I put my forehead down on the rough wooden table.

“God, Parker… are you okay?”

Sarah puts her arm around my shoulders.

I swallow and clear my throat and somehow manage to get words out.

“Hug me later, okay? I… I can’t… not now.”

She pulls her arm away but takes my hand; I grab on tight.

Maybe I don’t know Scott anymore… sending this stranger to tell me this…

Bzzz bzzz bzzz…

“He’s calling.”

“Turn it off.”

It stops.

“I’m sorry, Parker.”

“It’s fine.”

“Don’t say that.”

“It is fine. A week ago I didn’t want to talk to him either. Now we’re even.”

Silence.

“What are you going to do?”

“Same things I always do.”

“I mean, in ten minutes you’re going to be sitting by him.”

“Not that I’ll be able to see.”





TWENTY-SIX


Despite feeling wretched I can’t help being a little proud of myself. I’m dying inside but on the outside I’m putting on a pretty good show. I keep telling myself what I told Sarah ten minutes ago: I didn’t want him or trust him until recently so I don’t have far to backtrack.

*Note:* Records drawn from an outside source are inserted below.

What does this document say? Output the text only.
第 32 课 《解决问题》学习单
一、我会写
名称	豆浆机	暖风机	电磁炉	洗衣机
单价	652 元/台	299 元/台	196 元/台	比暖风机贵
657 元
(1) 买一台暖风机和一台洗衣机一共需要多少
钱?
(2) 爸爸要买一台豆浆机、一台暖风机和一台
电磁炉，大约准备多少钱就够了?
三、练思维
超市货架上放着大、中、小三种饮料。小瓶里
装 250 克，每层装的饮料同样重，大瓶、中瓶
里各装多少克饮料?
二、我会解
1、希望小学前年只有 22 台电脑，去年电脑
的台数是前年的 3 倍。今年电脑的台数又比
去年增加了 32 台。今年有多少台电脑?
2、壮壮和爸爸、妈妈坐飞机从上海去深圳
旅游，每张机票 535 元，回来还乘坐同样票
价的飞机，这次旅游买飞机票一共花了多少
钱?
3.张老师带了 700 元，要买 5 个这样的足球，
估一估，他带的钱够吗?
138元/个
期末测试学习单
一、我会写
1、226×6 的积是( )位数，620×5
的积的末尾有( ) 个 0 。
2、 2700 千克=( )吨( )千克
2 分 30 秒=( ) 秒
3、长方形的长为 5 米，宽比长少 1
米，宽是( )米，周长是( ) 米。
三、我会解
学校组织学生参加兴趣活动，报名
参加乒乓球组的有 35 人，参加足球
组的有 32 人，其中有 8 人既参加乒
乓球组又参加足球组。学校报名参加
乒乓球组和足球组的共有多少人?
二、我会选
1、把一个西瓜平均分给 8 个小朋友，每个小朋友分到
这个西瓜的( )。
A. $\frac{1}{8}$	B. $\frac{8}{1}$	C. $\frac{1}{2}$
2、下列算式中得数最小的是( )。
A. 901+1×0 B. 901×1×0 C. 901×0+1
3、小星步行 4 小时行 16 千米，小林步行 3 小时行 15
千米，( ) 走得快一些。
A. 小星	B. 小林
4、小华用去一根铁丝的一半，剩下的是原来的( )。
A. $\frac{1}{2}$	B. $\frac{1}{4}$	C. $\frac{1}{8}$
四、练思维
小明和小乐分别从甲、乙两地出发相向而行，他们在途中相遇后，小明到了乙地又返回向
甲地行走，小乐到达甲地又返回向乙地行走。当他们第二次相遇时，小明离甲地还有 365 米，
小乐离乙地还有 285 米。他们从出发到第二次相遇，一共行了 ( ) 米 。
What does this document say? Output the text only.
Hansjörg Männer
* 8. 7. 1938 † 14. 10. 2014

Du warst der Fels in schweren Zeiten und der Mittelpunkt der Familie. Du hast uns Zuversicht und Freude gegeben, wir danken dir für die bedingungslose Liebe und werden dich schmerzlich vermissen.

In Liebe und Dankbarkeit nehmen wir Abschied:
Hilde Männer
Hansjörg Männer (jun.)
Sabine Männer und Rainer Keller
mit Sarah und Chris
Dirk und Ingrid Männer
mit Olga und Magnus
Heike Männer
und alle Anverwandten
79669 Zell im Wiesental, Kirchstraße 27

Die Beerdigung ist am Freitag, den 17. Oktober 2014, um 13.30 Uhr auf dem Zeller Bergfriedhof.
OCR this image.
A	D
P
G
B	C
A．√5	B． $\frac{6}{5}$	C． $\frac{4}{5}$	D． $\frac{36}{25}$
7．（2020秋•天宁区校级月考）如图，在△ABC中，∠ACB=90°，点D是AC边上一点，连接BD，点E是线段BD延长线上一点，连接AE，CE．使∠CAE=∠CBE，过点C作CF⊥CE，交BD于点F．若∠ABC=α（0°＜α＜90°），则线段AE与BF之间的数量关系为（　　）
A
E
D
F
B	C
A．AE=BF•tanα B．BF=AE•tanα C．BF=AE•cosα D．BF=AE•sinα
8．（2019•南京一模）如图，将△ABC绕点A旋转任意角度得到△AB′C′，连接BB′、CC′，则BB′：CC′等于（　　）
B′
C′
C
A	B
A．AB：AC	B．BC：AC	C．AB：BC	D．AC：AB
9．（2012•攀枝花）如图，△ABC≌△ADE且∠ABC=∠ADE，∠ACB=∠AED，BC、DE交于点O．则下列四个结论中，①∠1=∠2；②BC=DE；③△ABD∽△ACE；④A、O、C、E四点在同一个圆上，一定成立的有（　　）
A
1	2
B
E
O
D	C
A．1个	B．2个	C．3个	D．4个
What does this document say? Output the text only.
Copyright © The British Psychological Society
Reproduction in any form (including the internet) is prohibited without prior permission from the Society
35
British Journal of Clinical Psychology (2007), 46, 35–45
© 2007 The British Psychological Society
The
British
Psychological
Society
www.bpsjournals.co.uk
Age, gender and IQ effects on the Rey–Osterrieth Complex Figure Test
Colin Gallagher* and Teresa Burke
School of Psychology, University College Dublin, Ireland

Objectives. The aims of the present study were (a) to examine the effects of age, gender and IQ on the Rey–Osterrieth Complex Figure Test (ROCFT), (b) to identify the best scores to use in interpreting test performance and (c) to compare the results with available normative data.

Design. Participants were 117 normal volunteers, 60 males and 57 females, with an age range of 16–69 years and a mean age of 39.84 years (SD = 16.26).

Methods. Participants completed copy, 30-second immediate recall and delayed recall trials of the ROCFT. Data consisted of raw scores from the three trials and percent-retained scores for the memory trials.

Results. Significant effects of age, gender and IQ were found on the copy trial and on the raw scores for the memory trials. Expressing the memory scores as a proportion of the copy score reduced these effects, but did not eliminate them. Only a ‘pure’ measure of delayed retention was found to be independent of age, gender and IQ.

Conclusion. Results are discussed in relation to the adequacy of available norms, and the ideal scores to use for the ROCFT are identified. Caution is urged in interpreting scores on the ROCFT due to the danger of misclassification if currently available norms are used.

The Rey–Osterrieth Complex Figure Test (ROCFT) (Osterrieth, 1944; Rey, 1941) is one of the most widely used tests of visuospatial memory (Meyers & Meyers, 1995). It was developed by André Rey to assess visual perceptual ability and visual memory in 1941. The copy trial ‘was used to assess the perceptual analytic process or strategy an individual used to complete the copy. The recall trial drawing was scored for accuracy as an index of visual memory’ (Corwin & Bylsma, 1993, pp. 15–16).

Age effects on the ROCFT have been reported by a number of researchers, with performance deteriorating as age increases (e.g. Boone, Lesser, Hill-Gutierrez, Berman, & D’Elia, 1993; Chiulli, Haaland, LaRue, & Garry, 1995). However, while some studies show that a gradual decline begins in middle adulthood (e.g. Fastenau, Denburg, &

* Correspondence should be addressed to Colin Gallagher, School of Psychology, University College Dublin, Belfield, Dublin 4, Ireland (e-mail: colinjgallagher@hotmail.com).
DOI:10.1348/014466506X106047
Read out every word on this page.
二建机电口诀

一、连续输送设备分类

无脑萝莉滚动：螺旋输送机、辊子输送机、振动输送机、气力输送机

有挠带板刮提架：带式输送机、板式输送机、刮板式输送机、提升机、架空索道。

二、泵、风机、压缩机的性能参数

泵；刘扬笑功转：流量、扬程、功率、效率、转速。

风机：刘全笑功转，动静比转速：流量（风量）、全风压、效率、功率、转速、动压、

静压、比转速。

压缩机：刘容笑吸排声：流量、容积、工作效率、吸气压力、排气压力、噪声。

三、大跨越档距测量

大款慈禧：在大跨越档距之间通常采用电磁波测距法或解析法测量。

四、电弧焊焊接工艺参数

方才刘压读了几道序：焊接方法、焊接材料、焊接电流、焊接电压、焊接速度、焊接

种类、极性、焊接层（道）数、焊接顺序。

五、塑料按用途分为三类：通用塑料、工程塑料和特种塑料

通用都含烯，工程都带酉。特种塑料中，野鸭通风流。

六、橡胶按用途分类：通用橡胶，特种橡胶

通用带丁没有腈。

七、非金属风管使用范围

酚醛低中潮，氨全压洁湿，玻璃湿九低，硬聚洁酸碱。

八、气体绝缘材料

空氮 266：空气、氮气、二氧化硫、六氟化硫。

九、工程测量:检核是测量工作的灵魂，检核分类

I’m confident our mutual silence will resume and we won’t be making any scenes.

“Pop quiz,” I say when a silence comes that I fear might lead to something serious. “Tell me the sine, cosine, tangent formulas.”

“Okay,” D.B. says. “Sine is opposite over hypotenuse, cosine is adjacent over hypotenuse, and tangent is opposite over adjacent.”

“Hundred percent!” I say. “A-plus!”

“The hippies deserve some of the credit,” he says.

“They deserve none!” I’m thinking bluster could get me through the day. “The victory is all yours. And you get a gold star for saying the word hypotenuse instead of slanty side.”